Modal bagi perusahaan asuransi terdiri dari dua jenis utama, yaitu modal dasar (authorized capital) dan modal disetor (paid-up capital). Modal dasar adalah jumlah maksimum modal yang dapat dimiliki oleh perusahaan asuransi sesuai dengan peraturan dan ketentuan yang berlaku. Sementara itu, modal disetor adalah jumlah modal yang benar-benar telah disetor oleh pemegang saham.

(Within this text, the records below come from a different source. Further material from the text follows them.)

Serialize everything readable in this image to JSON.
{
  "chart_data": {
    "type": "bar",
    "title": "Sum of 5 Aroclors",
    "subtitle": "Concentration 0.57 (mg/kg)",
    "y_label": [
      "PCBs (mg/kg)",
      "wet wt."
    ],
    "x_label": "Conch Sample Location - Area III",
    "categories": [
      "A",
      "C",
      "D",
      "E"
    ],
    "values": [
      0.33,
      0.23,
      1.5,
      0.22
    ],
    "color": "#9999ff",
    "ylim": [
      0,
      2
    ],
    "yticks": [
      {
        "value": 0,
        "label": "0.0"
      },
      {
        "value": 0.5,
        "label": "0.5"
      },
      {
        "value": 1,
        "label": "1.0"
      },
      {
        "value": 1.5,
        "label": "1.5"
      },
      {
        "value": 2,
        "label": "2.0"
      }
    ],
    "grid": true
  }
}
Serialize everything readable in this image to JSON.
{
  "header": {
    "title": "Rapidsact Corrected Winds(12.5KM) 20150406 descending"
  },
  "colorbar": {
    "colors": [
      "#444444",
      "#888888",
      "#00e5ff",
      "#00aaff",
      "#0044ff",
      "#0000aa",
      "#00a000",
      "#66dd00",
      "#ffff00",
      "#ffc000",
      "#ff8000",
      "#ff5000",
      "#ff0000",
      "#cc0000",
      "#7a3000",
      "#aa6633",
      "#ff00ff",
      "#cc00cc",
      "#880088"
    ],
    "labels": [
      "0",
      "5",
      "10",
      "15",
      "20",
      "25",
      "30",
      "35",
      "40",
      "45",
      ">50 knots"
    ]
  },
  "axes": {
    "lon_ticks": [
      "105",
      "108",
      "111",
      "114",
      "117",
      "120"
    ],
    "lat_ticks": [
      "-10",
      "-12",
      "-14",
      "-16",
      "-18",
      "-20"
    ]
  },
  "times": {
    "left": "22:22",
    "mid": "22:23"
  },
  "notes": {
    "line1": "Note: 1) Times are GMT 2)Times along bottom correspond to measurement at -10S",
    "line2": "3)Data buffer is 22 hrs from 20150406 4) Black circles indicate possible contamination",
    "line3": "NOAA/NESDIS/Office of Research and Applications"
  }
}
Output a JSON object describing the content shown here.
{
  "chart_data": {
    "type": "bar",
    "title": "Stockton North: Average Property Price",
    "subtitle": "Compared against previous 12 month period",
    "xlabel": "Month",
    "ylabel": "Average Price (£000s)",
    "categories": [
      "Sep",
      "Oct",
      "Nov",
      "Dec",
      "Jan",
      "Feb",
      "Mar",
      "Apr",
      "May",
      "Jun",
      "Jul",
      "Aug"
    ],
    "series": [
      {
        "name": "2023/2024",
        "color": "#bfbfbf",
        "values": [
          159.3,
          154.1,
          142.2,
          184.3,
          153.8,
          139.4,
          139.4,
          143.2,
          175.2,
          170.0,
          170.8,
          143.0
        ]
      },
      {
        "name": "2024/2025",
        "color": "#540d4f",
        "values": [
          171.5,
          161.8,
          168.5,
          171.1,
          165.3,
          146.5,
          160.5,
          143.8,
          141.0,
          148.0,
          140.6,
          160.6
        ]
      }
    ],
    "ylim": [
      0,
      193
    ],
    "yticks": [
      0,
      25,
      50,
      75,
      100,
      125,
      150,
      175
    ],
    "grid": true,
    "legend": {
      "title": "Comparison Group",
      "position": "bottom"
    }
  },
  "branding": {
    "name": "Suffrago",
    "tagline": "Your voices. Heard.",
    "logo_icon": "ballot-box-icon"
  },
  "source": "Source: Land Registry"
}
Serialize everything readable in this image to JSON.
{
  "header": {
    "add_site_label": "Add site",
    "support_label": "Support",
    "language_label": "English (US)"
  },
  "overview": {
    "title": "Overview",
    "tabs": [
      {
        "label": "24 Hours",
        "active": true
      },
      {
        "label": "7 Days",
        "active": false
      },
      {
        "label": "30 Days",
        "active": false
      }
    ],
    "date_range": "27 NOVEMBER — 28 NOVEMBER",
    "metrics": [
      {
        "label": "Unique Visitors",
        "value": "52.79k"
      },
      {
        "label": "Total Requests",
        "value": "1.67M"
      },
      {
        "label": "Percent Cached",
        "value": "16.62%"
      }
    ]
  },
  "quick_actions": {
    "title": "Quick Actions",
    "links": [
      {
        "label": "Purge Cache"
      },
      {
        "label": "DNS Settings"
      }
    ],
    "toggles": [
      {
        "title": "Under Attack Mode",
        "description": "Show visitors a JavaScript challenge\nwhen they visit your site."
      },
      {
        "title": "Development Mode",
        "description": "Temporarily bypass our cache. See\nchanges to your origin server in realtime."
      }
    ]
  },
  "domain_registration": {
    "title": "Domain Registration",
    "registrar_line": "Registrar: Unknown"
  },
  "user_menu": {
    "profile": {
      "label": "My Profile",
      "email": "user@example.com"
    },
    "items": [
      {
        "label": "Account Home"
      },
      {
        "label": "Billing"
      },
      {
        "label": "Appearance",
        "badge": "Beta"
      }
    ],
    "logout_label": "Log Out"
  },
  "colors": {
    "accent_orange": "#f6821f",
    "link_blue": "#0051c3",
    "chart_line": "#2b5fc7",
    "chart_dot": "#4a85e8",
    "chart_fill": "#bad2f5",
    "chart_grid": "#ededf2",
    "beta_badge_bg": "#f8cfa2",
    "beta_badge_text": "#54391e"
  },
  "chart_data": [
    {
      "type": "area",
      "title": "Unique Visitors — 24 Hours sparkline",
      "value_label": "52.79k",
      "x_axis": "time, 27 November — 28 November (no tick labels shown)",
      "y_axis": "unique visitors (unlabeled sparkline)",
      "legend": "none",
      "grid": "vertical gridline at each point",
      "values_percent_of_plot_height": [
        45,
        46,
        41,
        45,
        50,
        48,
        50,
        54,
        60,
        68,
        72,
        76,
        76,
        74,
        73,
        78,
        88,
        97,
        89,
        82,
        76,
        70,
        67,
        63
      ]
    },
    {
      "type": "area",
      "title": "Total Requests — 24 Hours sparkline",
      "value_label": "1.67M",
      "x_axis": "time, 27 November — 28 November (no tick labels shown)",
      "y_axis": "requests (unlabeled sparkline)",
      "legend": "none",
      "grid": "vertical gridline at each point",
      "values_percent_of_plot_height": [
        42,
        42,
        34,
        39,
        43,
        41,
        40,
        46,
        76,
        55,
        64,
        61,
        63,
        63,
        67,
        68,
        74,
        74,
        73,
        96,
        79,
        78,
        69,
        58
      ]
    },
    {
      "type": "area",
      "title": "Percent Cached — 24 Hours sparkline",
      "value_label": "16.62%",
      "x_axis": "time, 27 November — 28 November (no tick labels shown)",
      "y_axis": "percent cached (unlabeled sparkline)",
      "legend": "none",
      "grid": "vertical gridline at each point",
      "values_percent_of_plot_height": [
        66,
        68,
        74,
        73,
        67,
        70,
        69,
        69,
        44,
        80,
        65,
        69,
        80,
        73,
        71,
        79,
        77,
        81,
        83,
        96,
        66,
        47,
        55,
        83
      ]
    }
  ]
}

Modal ini diperlukan oleh perusahaan asuransi untuk melindungi kepentingan para pemegang polis. Dalam konteks ini, modal berfungsi sebagai jaminan keuangan yang dapat digunakan perusahaan untuk membayar klaim asuransi, biaya administrasi, dan memenuhi kewajiban lainnya. Modal yang mencukupi memberikan kepercayaan kepada pemegang polis bahwa perusahaan memiliki kemampuan finansial untuk menanggapi klaim dan mempertahankan keberlanjutan operasionalnya.

Selain itu, modal juga menjadi faktor penentu dalam penilaian kredibilitas dan keberlanjutan perusahaan asuransi oleh regulator dan pemangku kepentingan lainnya. Pada umumnya, lembaga pengawas keuangan, seperti Otoritas Jasa Keuangan (OJK) di Indonesia, memiliki persyaratan modal minimum yang harus dipenuhi oleh perusahaan asuransi untuk dapat beroperasi secara sah.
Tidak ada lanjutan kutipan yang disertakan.